Recalling the drudgery and self-imposed loneliness of those years brought a fine film of tears to Andrea’s eyes. The patterns of shadow and light on the bedroom wall merged, separated, then merged again. Afraid to close her eyes, she stared through the tears and
silently prayed for an end to the painful memories.
Whether by divine intervention or sheer willpower, the swirling memories of those difficult years and the echo of Zach’s superior laughter dissolved and were replaced by the images and voices of the two young women with whom Andrea had shared an apartment throughout her four-year college sojourn. With a long sigh of relief, Andrea smiled mistily and gratefully allowed remembrances of her friends free rein.
On the surface, they had seemed a mismatched trio. Andrea smiled as the mind-pictures developed into sharper focus.
There was Alycia Halloran nee Matlock, with her nose in a book—a history book—her gaze focused on yesterday.
And there was Karla Janowitz, meticulously working out the household accounts, her attention and her feet firmly planted in the earth of today.
And there she was, Andrea Trask, the misty-eyed dreamer, her sights set on the possibilities of tomorrow.
A mismatched trio? Perhaps. But it had been circumstances, not common interests, that had drawn them together.
Her memory unwinding, Andrea forgot her fears. Her eyelids grew heavy, then slowly drifted downward.
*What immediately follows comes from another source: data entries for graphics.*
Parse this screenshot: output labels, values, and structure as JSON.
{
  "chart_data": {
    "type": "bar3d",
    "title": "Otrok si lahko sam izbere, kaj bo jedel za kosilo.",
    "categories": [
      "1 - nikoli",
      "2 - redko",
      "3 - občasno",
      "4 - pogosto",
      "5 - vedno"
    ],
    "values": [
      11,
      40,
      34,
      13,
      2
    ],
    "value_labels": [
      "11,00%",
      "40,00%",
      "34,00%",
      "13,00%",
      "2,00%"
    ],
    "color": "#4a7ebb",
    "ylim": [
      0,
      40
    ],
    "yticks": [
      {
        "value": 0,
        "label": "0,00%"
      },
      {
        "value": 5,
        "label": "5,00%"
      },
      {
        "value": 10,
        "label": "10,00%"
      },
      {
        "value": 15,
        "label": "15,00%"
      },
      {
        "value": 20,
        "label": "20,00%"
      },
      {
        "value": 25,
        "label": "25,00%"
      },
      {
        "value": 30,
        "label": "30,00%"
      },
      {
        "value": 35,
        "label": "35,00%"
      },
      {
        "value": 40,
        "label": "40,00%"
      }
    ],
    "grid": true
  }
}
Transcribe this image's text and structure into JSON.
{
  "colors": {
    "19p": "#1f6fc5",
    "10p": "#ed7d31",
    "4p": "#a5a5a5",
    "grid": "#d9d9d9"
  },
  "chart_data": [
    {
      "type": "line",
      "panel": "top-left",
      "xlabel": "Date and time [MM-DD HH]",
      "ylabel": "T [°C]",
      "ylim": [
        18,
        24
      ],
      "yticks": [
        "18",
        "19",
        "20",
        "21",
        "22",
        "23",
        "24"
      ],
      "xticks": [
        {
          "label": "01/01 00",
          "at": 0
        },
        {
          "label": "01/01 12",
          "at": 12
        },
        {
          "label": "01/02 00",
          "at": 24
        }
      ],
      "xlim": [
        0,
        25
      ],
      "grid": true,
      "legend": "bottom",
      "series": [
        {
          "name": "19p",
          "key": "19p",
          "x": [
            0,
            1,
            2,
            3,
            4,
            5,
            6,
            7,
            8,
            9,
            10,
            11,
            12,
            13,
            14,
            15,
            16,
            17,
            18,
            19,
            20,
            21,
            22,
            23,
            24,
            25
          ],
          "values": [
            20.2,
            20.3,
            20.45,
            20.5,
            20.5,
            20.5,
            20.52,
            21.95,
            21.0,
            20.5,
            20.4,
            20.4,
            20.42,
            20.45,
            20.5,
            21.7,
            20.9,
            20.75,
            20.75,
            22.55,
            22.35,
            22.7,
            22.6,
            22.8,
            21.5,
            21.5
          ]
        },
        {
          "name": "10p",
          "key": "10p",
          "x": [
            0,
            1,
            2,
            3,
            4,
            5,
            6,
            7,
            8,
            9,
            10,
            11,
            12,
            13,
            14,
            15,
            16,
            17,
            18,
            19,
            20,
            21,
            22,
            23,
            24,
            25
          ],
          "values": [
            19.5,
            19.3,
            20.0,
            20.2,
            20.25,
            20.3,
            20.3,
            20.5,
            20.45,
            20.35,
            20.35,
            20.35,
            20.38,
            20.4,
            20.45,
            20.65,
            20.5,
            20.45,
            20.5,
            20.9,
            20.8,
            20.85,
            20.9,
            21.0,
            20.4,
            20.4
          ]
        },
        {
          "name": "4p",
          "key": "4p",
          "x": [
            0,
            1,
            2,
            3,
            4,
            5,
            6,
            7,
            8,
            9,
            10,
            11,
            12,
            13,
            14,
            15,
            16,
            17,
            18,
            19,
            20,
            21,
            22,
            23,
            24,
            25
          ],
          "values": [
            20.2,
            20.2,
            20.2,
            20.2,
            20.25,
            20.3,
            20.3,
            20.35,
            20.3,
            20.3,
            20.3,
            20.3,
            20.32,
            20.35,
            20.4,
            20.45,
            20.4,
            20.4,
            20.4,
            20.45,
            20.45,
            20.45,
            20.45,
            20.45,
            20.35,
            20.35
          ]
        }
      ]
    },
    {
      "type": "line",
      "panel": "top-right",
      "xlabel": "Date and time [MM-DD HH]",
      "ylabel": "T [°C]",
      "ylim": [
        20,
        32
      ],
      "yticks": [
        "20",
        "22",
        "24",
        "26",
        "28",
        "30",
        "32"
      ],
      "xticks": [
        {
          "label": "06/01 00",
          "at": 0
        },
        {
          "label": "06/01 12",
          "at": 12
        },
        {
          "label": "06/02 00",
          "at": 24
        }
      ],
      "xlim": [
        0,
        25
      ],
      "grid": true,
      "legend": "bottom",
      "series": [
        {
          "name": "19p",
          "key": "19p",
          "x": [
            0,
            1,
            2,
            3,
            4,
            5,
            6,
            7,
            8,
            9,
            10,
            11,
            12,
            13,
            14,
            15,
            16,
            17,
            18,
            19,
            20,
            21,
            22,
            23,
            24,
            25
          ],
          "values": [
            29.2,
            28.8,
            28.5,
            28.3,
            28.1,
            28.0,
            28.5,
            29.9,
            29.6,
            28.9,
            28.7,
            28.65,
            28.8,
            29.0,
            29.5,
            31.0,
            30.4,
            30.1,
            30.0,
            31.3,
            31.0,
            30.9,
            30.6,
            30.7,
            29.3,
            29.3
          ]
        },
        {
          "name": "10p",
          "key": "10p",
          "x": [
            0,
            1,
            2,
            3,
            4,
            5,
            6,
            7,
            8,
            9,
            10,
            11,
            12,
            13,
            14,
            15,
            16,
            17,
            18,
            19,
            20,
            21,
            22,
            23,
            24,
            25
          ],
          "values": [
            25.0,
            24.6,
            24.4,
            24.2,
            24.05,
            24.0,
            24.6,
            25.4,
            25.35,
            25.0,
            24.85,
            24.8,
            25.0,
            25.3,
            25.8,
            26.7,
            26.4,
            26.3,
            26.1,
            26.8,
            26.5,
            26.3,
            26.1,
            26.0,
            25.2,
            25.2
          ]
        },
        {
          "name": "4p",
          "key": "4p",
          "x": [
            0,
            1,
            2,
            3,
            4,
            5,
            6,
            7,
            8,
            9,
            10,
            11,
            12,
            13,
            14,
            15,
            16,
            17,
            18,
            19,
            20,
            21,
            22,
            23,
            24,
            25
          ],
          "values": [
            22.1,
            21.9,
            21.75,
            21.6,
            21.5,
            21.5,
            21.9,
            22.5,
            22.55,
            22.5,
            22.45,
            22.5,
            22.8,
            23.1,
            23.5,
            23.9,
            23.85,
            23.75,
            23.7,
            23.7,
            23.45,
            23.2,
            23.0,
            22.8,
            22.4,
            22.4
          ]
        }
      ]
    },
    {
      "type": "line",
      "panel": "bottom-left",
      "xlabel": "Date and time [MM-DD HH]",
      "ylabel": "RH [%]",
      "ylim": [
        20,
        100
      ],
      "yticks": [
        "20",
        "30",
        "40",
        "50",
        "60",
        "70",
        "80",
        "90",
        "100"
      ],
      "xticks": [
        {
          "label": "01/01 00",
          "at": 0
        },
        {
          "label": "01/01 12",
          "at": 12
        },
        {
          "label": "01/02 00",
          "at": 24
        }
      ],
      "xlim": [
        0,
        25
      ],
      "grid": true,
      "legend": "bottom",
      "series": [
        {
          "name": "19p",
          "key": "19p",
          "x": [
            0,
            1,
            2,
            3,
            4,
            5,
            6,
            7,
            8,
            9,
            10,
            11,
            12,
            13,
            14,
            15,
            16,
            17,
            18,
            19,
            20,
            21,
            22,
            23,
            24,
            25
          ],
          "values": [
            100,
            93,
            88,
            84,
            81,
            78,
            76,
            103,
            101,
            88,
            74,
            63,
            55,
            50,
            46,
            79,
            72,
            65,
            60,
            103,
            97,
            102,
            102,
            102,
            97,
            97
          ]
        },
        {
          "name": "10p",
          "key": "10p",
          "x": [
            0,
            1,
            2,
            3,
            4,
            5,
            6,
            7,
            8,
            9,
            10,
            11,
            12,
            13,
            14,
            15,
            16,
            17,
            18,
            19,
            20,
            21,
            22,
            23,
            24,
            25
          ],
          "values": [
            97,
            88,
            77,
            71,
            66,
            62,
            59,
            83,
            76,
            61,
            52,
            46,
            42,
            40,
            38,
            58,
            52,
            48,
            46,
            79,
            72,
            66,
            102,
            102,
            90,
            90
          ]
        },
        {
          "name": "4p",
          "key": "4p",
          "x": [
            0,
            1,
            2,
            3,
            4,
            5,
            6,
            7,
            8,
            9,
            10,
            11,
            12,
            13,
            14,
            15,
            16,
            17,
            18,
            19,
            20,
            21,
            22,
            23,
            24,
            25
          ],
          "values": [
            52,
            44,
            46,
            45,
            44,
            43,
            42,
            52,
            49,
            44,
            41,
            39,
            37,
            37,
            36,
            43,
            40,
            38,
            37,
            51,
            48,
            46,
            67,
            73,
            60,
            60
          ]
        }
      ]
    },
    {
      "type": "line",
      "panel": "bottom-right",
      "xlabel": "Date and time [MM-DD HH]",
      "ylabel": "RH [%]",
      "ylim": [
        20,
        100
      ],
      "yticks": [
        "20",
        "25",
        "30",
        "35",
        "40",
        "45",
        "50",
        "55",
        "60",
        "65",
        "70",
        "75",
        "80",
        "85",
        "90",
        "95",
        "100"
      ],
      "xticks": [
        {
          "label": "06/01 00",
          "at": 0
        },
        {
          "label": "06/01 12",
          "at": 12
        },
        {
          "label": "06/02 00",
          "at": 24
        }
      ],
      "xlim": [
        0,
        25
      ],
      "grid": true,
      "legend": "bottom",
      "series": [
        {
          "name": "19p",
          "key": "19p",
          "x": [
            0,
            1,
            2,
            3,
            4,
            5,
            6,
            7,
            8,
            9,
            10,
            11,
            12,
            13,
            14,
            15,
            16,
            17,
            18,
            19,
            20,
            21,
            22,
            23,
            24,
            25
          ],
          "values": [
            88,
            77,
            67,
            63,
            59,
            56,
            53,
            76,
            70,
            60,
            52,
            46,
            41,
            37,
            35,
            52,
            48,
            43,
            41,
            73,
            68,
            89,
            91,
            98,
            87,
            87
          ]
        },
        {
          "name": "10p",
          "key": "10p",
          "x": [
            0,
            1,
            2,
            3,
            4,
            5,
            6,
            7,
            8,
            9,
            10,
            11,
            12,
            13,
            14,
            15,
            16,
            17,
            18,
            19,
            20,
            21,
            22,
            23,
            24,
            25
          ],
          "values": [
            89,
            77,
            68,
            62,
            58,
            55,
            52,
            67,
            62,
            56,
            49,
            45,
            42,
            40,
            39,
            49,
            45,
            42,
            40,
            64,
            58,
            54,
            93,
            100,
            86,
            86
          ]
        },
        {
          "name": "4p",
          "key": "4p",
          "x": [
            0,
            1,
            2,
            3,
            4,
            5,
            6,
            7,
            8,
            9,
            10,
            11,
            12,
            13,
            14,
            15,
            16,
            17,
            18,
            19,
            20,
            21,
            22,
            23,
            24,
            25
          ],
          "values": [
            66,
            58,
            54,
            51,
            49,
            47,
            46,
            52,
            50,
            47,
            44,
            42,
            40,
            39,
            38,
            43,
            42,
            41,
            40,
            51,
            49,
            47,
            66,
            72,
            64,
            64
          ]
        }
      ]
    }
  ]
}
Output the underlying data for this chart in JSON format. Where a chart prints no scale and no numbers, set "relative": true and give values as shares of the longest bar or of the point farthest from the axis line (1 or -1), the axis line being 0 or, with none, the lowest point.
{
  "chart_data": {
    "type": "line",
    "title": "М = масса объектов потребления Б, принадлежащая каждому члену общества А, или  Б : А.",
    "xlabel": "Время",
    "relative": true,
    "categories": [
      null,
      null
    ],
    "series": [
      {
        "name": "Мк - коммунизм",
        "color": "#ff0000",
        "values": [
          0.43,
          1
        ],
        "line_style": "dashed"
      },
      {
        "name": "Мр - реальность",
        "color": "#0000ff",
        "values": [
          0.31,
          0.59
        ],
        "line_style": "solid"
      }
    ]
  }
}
Defying time, her memory spun back four years.
* * * *
“Are you alone?”
At the sound of the gently voiced question, Andrea glanced up from the rooms-for-rent section of the local newspaper. An attractive young woman gazed down at her, a hopeful light reflecting from her soft eyes.
“Yes,” Andrea answered. “Would you like to join me?” she asked, glancing around. The Campus Cafe was packed with young people. Laughter and chattering conversation reverberated off the poster-plastered walls. There wasn’t a seat to be had—except in the booth Andrea occupied.
The woman’s sigh was audible. “If you don’t mind?” she asked, hesitating before sliding onto the bench seat.
“Be my guest.” Andrea smiled and waved her hand at the opposite seat in invitation.
Expelling a pent-up breath, the dark-haired girl slid into the booth with obvious gratitude. “Hi” she said, extending her hand across the table. “I’m Alycia Matlock, and I’m dying for a cup of coffee!”